Le Nord, seul « élément sain » des peuples européens
En 1932, paraît « Voyage au bout de la nuit » qui obtient le Prix Renaudot mais manque le Goncourt : premières rancoeurs de l’écrivain envers la critique, qui s’accentuent avec la parution en 1936 de « Mort à crédit ». Vient l’époque, en 1937-38, des deux pamphlets antisémites : « Bagatelles pour un massacre » et « L'École des cadavres » que la nouvelle réglementation antiraciste de 1939 oblige à retirer de la vente. Céline devient-il un militant politique ? Plusieurs
historiens notent qu’il se rapproche de Darquier de Pellepoix et de son brûlot antijuif, « La France enchaînée ». D’autres assurent qu’il puise une partie de sa « documentation » dans les brochures du Weltdienst, un service extérieur de la propagande nazie. Pascal Ory pense qu’il était stipendié.
La période de l’Occupation voit la parution des « Beaux draps », son troisième ouvrage où l’antisémitisme est central mais qui est mal vu par Vichy car il y attaque la supposée dégénérescence de la « race française », qui est sa véritable obsession. Céline ne s’affilie à aucun parti ou mouvement collaborationniste. En 1941, toutefois, il est présent à l’inauguration de l’Institut d’étude des questions juives que chapeaute Abetz. En décembre de la même année, il lance, dans la feuille antisémite « Au pilori », l’idée d’une réunion au sommet des personnalités antijuives. Xavier Vallat lui redit son estime mais décline l’offre d’y participer : Henry Coston et Jean Drault, qui éditent ce journal, couvrent d’injures le commissaire aux questions juives, jugé trop modéré.

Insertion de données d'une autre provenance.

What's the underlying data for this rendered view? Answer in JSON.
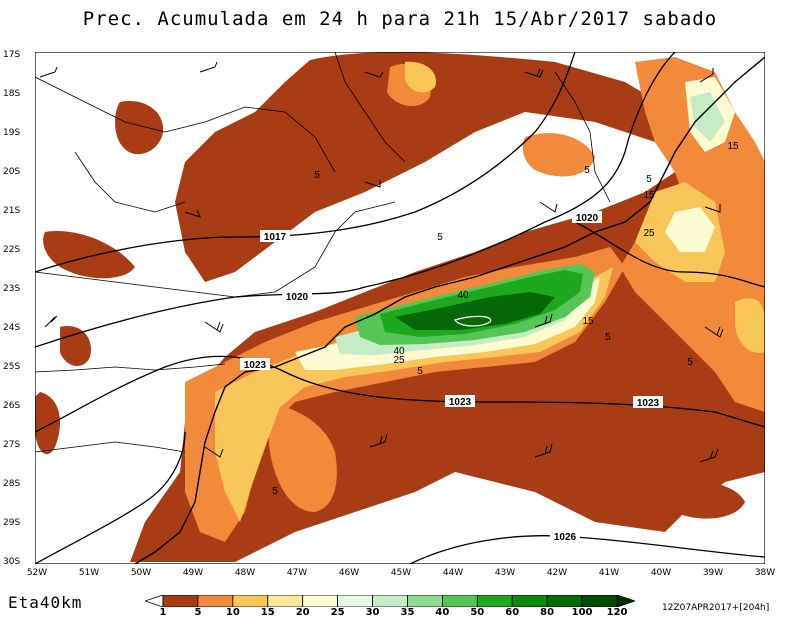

La grande affaire de Céline avec le nazisme commence en fait lorsque l’écrivain et sa femme quittent Paris en juin 1944 et rejoignent l’Allemagne : Baden-Baden puis Neuruppin, au nord de Berlin. En compagnie de son grand ami l’acteur Robert Le Vigan, rendu célèbre par « Quai des Brumes » et devenu un antisémite encore plus forcené que lui, il doit entreprendre pour fuir l’avance alliée, une traversée apocalyptique du Reich qui sombre. Il atterrit à Sigmaringen où il retrouve en octobre 1944 les collaborationnistes français qui y ont établi un « gouvernement » d’opérette. Il officie comme médecin de cette colonie de miliciens, de militants et d’anciens dignitaires vichystes, se préoccupant en particulier des enfants de collaborateurs, décimés par les maladies. Le 27 mars 1945, il réussit à passer au Danemark où il a déposé une forte valeur en or depuis plusieurs années. Marc Hanrez note à ce sujet dans « Le siècle de Céline » (éditions Dualpha) que « esthétique et biologie, chez Céline son placés sous le signe du Septentrion », du Nord dans lequel il décèle le seul « élément sain » des peuples européens.
Emprisonné à Copenhague puis libéré, il est condamné en France en 1950 à un an d'emprisonnement, à 50.000 francs d'amende et à l'indignité nationale. Il est amnistié en 1951 et rentre dans son pays natal. La critique et les lecteurs le prisent moins, sauf quand, en 1957, paraît « D’un château l’autre », une chronique de Sigmaringen. Ses principaux amis sont l’écrivain Albert Paraz, qui préfacera un ouvrage négationniste de Paul Rassinier, et l’éditeur Pierre Monnier mais aussi l’actrice Arletty.